After changing back to the old cap and rotor, everything seemed to go back to normal. The car ran great all the way to work. On the way home however, I got a single pop out of the intake, and the idle rose up to 2000 RPM. Later, the car was putting out inconsistent power while driving and the check engine light came back on. I have essentially put the car the way it was when it ran well. New codes after the drive home: 26, 32, and 67 67 is nothing, 32 is EGR again, 26 is MAF... I should probably try switching the MAF sensor from another mustang into mine, just to see if it works, I'm tired of buying parts I don't need.
Well i know a stuck open egr will cause drivability issues, and egr only opperates at cruise, so if you have a stuck open egr it would run fine at highway speeds and terrible at idle and off idle opperation..There is a egr vacuum solenoid on your right fender tword the back, has a little cap on it, if you remove the cap there is a little foam filter inside, if the filter or the vacuum hole is plugged the egr will open, or any vacuum loss to that solenoid will open the egr. Might be somethin ya wanna glance over. If your car is running and you put your finger over that vacuum hole and your idle drops and runs rough you know that soloenoid is working. Hope that helps
Unfortunately, that has never worked, I know the trick where you put your finger over it and seen it work on other cars. Mine never did anything though, still doesn't. I have the vacuum line that goes to the EGR blocked off right now, so it shouldn't be able to open, right?

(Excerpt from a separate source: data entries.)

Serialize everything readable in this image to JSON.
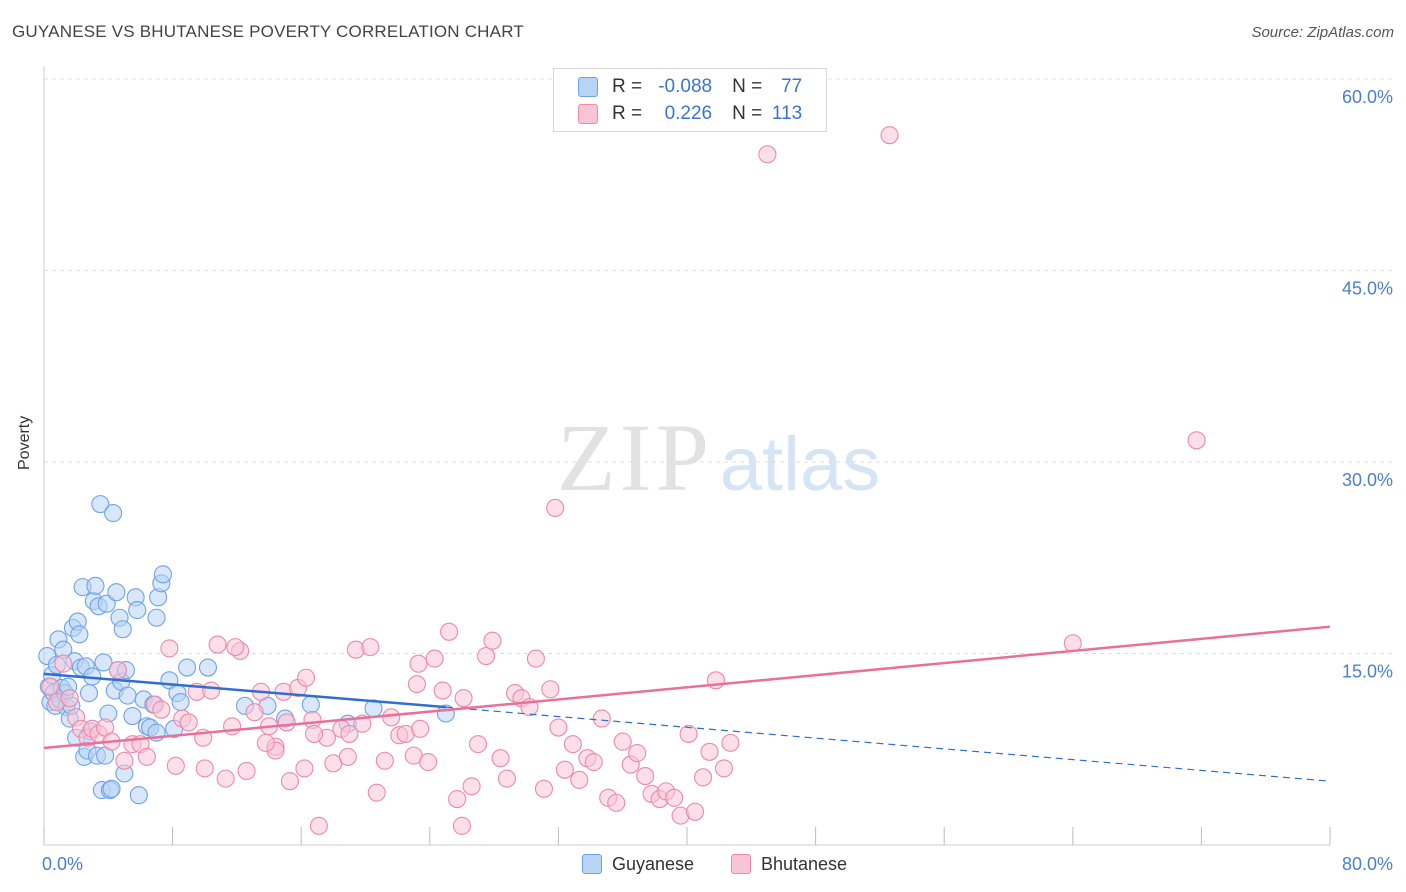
{
  "title": "GUYANESE VS BHUTANESE POVERTY CORRELATION CHART",
  "source": "Source: ZipAtlas.com",
  "watermark": {
    "zip": "ZIP",
    "atlas": "atlas"
  },
  "legend": {
    "r_label": "R =",
    "n_label": "N =",
    "rows": [
      {
        "name": "Guyanese",
        "r": "-0.088",
        "n": "77",
        "fill": "#b8d4f4",
        "stroke": "#6fa3e6"
      },
      {
        "name": "Bhutanese",
        "r": "0.226",
        "n": "113",
        "fill": "#f9c4d5",
        "stroke": "#eb8aac"
      }
    ]
  },
  "chart_data": {
    "type": "scatter",
    "title": "GUYANESE VS BHUTANESE POVERTY CORRELATION CHART",
    "xlabel": "",
    "ylabel": "Poverty",
    "xlim": [
      0,
      80
    ],
    "ylim": [
      0,
      60
    ],
    "x_tick_labels": [
      "0.0%",
      "80.0%"
    ],
    "y_ticks": [
      15,
      30,
      45,
      60
    ],
    "y_tick_labels": [
      "15.0%",
      "30.0%",
      "45.0%",
      "60.0%"
    ],
    "grid": true,
    "series": [
      {
        "name": "Guyanese",
        "color": "#6fa3e6",
        "fill": "#b8d4f4",
        "trend": {
          "x": [
            0,
            25
          ],
          "y": [
            13.4,
            10.8
          ],
          "dashed_to": [
            80,
            5.0
          ],
          "color": "#2f6fd0"
        },
        "points": [
          [
            0.2,
            14.8
          ],
          [
            0.3,
            12.4
          ],
          [
            0.4,
            11.2
          ],
          [
            0.5,
            13.3
          ],
          [
            0.6,
            11.9
          ],
          [
            0.7,
            10.9
          ],
          [
            0.8,
            14.1
          ],
          [
            0.9,
            16.1
          ],
          [
            1.0,
            11.4
          ],
          [
            1.1,
            12.3
          ],
          [
            1.2,
            15.3
          ],
          [
            1.3,
            11.9
          ],
          [
            1.4,
            10.8
          ],
          [
            1.5,
            12.4
          ],
          [
            1.6,
            9.9
          ],
          [
            1.7,
            10.9
          ],
          [
            1.8,
            17.0
          ],
          [
            1.9,
            14.4
          ],
          [
            2.0,
            8.4
          ],
          [
            2.1,
            17.5
          ],
          [
            2.2,
            16.5
          ],
          [
            2.3,
            13.9
          ],
          [
            2.4,
            20.2
          ],
          [
            2.5,
            6.9
          ],
          [
            2.6,
            14.0
          ],
          [
            2.7,
            7.4
          ],
          [
            2.8,
            11.9
          ],
          [
            2.9,
            8.9
          ],
          [
            3.0,
            13.2
          ],
          [
            3.1,
            19.1
          ],
          [
            3.2,
            20.3
          ],
          [
            3.3,
            7.0
          ],
          [
            3.4,
            18.7
          ],
          [
            3.5,
            26.7
          ],
          [
            3.6,
            4.3
          ],
          [
            3.7,
            14.3
          ],
          [
            3.8,
            7.0
          ],
          [
            3.9,
            18.9
          ],
          [
            4.0,
            10.3
          ],
          [
            4.1,
            4.3
          ],
          [
            4.2,
            4.4
          ],
          [
            4.3,
            26.0
          ],
          [
            4.4,
            12.1
          ],
          [
            4.5,
            19.8
          ],
          [
            4.6,
            13.7
          ],
          [
            4.7,
            17.8
          ],
          [
            4.8,
            12.8
          ],
          [
            4.9,
            16.9
          ],
          [
            5.0,
            5.6
          ],
          [
            5.1,
            13.7
          ],
          [
            5.2,
            11.7
          ],
          [
            5.5,
            10.1
          ],
          [
            5.7,
            19.4
          ],
          [
            5.8,
            18.4
          ],
          [
            5.9,
            3.9
          ],
          [
            6.2,
            11.4
          ],
          [
            6.4,
            9.3
          ],
          [
            6.6,
            9.2
          ],
          [
            6.8,
            11.0
          ],
          [
            7.0,
            17.8
          ],
          [
            7.1,
            19.4
          ],
          [
            7.3,
            20.5
          ],
          [
            7.4,
            21.2
          ],
          [
            7.8,
            12.9
          ],
          [
            8.3,
            11.9
          ],
          [
            8.9,
            13.9
          ],
          [
            8.1,
            9.1
          ],
          [
            7.0,
            8.8
          ],
          [
            8.5,
            11.2
          ],
          [
            10.2,
            13.9
          ],
          [
            12.5,
            10.9
          ],
          [
            13.9,
            10.9
          ],
          [
            15.0,
            9.9
          ],
          [
            16.6,
            11.0
          ],
          [
            18.9,
            9.5
          ],
          [
            20.5,
            10.7
          ],
          [
            25.0,
            10.3
          ]
        ]
      },
      {
        "name": "Bhutanese",
        "color": "#eb8aac",
        "fill": "#f9c4d5",
        "trend": {
          "x": [
            0,
            80
          ],
          "y": [
            7.6,
            17.1
          ],
          "color": "#e8709a"
        },
        "points": [
          [
            0.4,
            12.4
          ],
          [
            0.8,
            11.2
          ],
          [
            1.2,
            14.2
          ],
          [
            1.6,
            11.5
          ],
          [
            2.0,
            10.0
          ],
          [
            2.3,
            9.1
          ],
          [
            2.7,
            8.4
          ],
          [
            3.0,
            9.1
          ],
          [
            3.4,
            8.7
          ],
          [
            3.8,
            9.2
          ],
          [
            4.2,
            8.1
          ],
          [
            4.6,
            13.7
          ],
          [
            5.0,
            6.6
          ],
          [
            5.5,
            7.9
          ],
          [
            6.0,
            7.9
          ],
          [
            6.4,
            6.9
          ],
          [
            6.9,
            11.0
          ],
          [
            7.3,
            10.6
          ],
          [
            7.8,
            15.4
          ],
          [
            8.2,
            6.2
          ],
          [
            8.6,
            9.9
          ],
          [
            9.0,
            9.6
          ],
          [
            9.5,
            12.0
          ],
          [
            9.9,
            8.4
          ],
          [
            10.4,
            12.1
          ],
          [
            10.8,
            15.7
          ],
          [
            11.3,
            5.2
          ],
          [
            11.7,
            9.3
          ],
          [
            12.2,
            15.2
          ],
          [
            12.6,
            5.8
          ],
          [
            13.1,
            10.4
          ],
          [
            13.5,
            12.0
          ],
          [
            14.0,
            9.3
          ],
          [
            14.4,
            7.7
          ],
          [
            14.9,
            12.0
          ],
          [
            15.3,
            5.0
          ],
          [
            15.8,
            12.3
          ],
          [
            16.2,
            6.0
          ],
          [
            16.7,
            9.8
          ],
          [
            17.1,
            1.5
          ],
          [
            17.6,
            8.4
          ],
          [
            18.0,
            6.4
          ],
          [
            18.5,
            9.1
          ],
          [
            18.9,
            6.9
          ],
          [
            19.4,
            15.3
          ],
          [
            19.8,
            9.5
          ],
          [
            20.3,
            15.5
          ],
          [
            20.7,
            4.1
          ],
          [
            21.2,
            6.6
          ],
          [
            21.6,
            10.0
          ],
          [
            22.1,
            8.6
          ],
          [
            22.5,
            8.7
          ],
          [
            23.0,
            7.0
          ],
          [
            23.4,
            9.1
          ],
          [
            23.9,
            6.5
          ],
          [
            24.3,
            14.6
          ],
          [
            24.8,
            12.1
          ],
          [
            25.2,
            16.7
          ],
          [
            25.7,
            3.6
          ],
          [
            26.1,
            11.5
          ],
          [
            26.6,
            4.6
          ],
          [
            27.0,
            7.9
          ],
          [
            27.5,
            14.8
          ],
          [
            27.9,
            16.0
          ],
          [
            28.4,
            6.8
          ],
          [
            28.8,
            5.2
          ],
          [
            29.3,
            11.9
          ],
          [
            29.7,
            11.5
          ],
          [
            30.2,
            10.8
          ],
          [
            30.6,
            14.6
          ],
          [
            31.1,
            4.4
          ],
          [
            31.5,
            12.2
          ],
          [
            32.0,
            9.2
          ],
          [
            32.4,
            5.9
          ],
          [
            32.9,
            7.9
          ],
          [
            33.3,
            5.1
          ],
          [
            33.8,
            6.8
          ],
          [
            34.2,
            6.5
          ],
          [
            34.7,
            9.9
          ],
          [
            35.1,
            3.7
          ],
          [
            35.6,
            3.3
          ],
          [
            36.0,
            8.1
          ],
          [
            36.5,
            6.3
          ],
          [
            36.9,
            7.2
          ],
          [
            37.4,
            5.4
          ],
          [
            37.8,
            4.0
          ],
          [
            38.3,
            3.6
          ],
          [
            38.7,
            4.2
          ],
          [
            39.2,
            3.7
          ],
          [
            39.6,
            2.3
          ],
          [
            40.1,
            8.7
          ],
          [
            40.5,
            2.6
          ],
          [
            41.0,
            5.3
          ],
          [
            41.4,
            7.3
          ],
          [
            41.8,
            12.9
          ],
          [
            42.3,
            6.0
          ],
          [
            42.7,
            8.0
          ],
          [
            45.0,
            54.1
          ],
          [
            52.6,
            55.6
          ],
          [
            31.8,
            26.4
          ],
          [
            71.7,
            31.7
          ],
          [
            64.0,
            15.8
          ],
          [
            11.9,
            15.5
          ],
          [
            14.4,
            7.4
          ],
          [
            16.8,
            8.7
          ],
          [
            19.0,
            8.7
          ],
          [
            23.2,
            12.6
          ],
          [
            26.0,
            1.5
          ],
          [
            23.3,
            14.2
          ],
          [
            16.3,
            13.1
          ],
          [
            13.8,
            8.0
          ],
          [
            15.1,
            9.6
          ],
          [
            10.0,
            6.0
          ]
        ]
      }
    ]
  }
}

I think I fixed the problem, I was using parts cleaner on all of my connections and on the mass air and I noticed that the EGR electrical plug had come loose. The clip holing it on was broken on one side, so I put a zip-tie on it the other day, but it seems like the zip tie was loose (probably caught on something when I tightened it). I tightened the zip-tie :Zip2: up (in daylight this time) after putting dielectric grease on the connectors, check engine is gone. So basically the only difference between now and when I started is some parts cleaner and dielectric grease. I guess that's what happens with a 20 yr old wiring harness. In a couple days, I will put some of the things I changed back on, one by one, so I can see if they're good. Those are a cold air intake, cap and rotor, and new distributor. Thanks for all of your help though, if I hadn't run the codes, I wouldn't have thought of the EGR.